Post: Words that Rhyme [or Songwriting "Rules"]

Words That Rhyme [or, Songwriting “Rules”]

I recently received a message from a disgruntled fan with an artistic bone to pick. He was writing to inform me that “last does not rhyme with glass“, adding: “it was a huge mistake to put such a glaring error in the first track”

Duly noted. (He was referring, of course, to the chorus line of “St. Brigid’s Fire”, the opening track on The Spark.)

But believe it or not, this isn’t the first time someone has brought up the issue of rhymes [or lack thereof] in one my songs. One of the earliest comments left under my most viewed video to date reads, in part:  “your lyrics, though fantastic, don’t really have a set scheme for rhyme or anything. I know songs don’t have to have that., I was just noticing.”

Concerning the first message, I’ll defer to the insights of California-based poet [and expert wordsmith] Dan Nicholls, who says:

“Half rhyme is a feature and not a bug! Or at least it’s in constant use. We like it (and notice it) so much we have a slew of names for it—slant, off, partial, etc. Add to this the stretchability of the other building blocks of our lyric sense—syllable and stress—and how hard our rhyme has to be (to be pleasing) is even less certain. Syllables pack in a number of sounds into the same unit and stress lets us swallow or explode sounds almost at will. And then there’s regional accent! Our language is inherently playful and stretchy.”

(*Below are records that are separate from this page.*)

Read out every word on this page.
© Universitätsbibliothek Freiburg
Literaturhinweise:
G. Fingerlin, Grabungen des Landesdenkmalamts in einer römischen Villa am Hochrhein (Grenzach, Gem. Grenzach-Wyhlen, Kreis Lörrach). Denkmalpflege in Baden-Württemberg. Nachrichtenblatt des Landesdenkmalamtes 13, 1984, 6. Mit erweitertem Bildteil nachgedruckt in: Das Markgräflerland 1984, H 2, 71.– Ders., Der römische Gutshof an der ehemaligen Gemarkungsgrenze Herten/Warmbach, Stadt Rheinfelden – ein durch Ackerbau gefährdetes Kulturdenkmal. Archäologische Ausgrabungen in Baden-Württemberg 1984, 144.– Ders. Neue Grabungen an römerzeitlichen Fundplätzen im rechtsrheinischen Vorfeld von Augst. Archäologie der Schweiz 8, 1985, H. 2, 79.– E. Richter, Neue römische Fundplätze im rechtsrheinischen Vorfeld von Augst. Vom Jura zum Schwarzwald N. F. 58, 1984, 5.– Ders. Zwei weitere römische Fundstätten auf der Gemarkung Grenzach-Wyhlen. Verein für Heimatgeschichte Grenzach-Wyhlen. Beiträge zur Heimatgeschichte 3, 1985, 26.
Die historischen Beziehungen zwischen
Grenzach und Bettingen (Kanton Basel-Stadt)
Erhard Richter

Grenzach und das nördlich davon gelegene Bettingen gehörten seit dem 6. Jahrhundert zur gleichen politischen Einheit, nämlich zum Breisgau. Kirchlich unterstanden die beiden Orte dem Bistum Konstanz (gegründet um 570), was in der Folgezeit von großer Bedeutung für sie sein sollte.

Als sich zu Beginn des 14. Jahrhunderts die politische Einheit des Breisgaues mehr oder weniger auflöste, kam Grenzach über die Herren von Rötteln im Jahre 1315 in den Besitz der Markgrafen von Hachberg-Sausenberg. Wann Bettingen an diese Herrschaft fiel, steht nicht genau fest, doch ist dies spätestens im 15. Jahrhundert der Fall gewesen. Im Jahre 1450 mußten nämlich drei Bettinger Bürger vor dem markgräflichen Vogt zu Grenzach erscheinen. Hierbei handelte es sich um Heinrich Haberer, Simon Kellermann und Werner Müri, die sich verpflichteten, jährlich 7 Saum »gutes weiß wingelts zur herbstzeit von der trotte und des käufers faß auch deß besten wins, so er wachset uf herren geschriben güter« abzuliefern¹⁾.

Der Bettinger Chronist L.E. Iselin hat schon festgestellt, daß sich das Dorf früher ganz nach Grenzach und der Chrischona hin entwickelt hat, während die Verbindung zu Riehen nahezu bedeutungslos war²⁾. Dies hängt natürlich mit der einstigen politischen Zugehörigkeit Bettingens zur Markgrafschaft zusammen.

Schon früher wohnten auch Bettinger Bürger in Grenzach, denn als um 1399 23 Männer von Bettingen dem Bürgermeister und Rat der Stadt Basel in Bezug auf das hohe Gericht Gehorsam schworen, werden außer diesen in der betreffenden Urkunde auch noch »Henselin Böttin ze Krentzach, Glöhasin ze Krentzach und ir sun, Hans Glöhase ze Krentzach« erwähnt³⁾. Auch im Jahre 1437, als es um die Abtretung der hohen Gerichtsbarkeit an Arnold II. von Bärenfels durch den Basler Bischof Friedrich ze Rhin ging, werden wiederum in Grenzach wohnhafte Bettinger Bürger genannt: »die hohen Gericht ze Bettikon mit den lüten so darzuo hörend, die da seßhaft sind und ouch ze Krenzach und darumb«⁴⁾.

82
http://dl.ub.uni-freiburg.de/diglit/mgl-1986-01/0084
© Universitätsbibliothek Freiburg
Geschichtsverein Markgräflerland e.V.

The other comment about my lyrics not really having “a set scheme for rhyme” was particularly interesting to me when I first saw it five years ago. Comments like it get me, as a songwriter, asking questions about the “rules” of songwriting. Questions like: Are there rules for songwriting?

Some songwriters might answer that question with an emphatic, Of course, there are rules! I’m inclined to answer, simply, No. A set rhyme scheme isn’t necessary. Bridges aren’t necessary. Choruses aren’t even necessary! A song can be amazing without any of those things. Here’s proof.

From the initial composition of the music to a song’s final arrangement, production, lyrical form, structure, and intended meaning (if any meaning was intended), the songwriting process is so utterly subjective and personal that to apply rules to it would be to limit the personal expression. And isn’t that the whole point? An artist creates something personal, shares it, and that “something personal” resonates with some audience somewhere for some reason, thereby becoming something so much more, something interpersonal, something communal.

One of the most interesting albums I’ve purchased in the last few years was Derek Webb‘s 2012 concept album Ctrl. It defies genre and convention. In Webb’s own words, the album is “both personal autopsy and cultural observation about how we use technology to try and control our lives”. It’s one of the most innovative and challenging concept albums since Sufjan Stevens’ The Age of Adz. It’s a sonic trip through life, death, and re-animation, featuring nylon stringed classical guitars, drum machines, electronic effects, and Sacred Harp singing (which I had never heard of before this record). While it’s not an album I listen to all that often, it is an album that I thoroughly enjoy and appreciate listening to. I’ve relished [on numerous occasions] the experience of listening to it with other people and talking about it with them.

Despite the fact that he came to the table with something totally different and original, Ctrl didn’t find as much commercial success as some of Webb’s previous records, prompting this Tweet shortly after the albums release:

Those interested in the mechanics of the craft have no doubt noticed common norms and conventions in songwriting, especially in pop music. But norms and conventions are only “standards” or “rules” for the music business. The business needs a product with a pattern, with a formula, in order to feel safer about marketing and selling its “art”. The problem many independent artists have with this idea is that art loses so much of its personality and authenticity when it’s so heavily processed and so deliberately custom-tailored to fit into a professionally packaged commercial product. This is precisely why Kickstarter, IndieGoGo, and more recent movements like Love Good Music have become so attractive to artists and their supporters as an alternative means of funding their artistic projects: it takes the chains off, frees the creativity from the demands of commercial viability.

As an exercise, tune in to your local pop or contemporary Christian radio station for just 10 minutes. Assuming those 10 minutes are commercial-free, odds are you’ll hear at least two songs with the following structure:

VERSE > VERSE > CHORUS > VERSE > CHORUS > BRIDGE > CHORUS (where most of the music drops out) > CHORUS (with music back in) > end song

This is a popular music industry formula. My purpose in acknowledging it is not to denounce the formula outright, for doing so would be to [ironically] impose a rule on songwriting. Besides, I’ve used that very formula in several songs of my own. When it works, it works. And that, I suppose, is my point, is my purpose: to make a song work as best I can, no matter how many norms and conventions I may have to disregard in order to feel like I’ve made something unique, something interesting. That’s the goal. And, as Flannery said:

Flannery O'Connor

So…sorry, disgruntled fan. If rhyming “last” with “glass” is too rough an assault on your senses, just skip to the next track. But watch out: in track #2 I rhyme “hide” with “find”.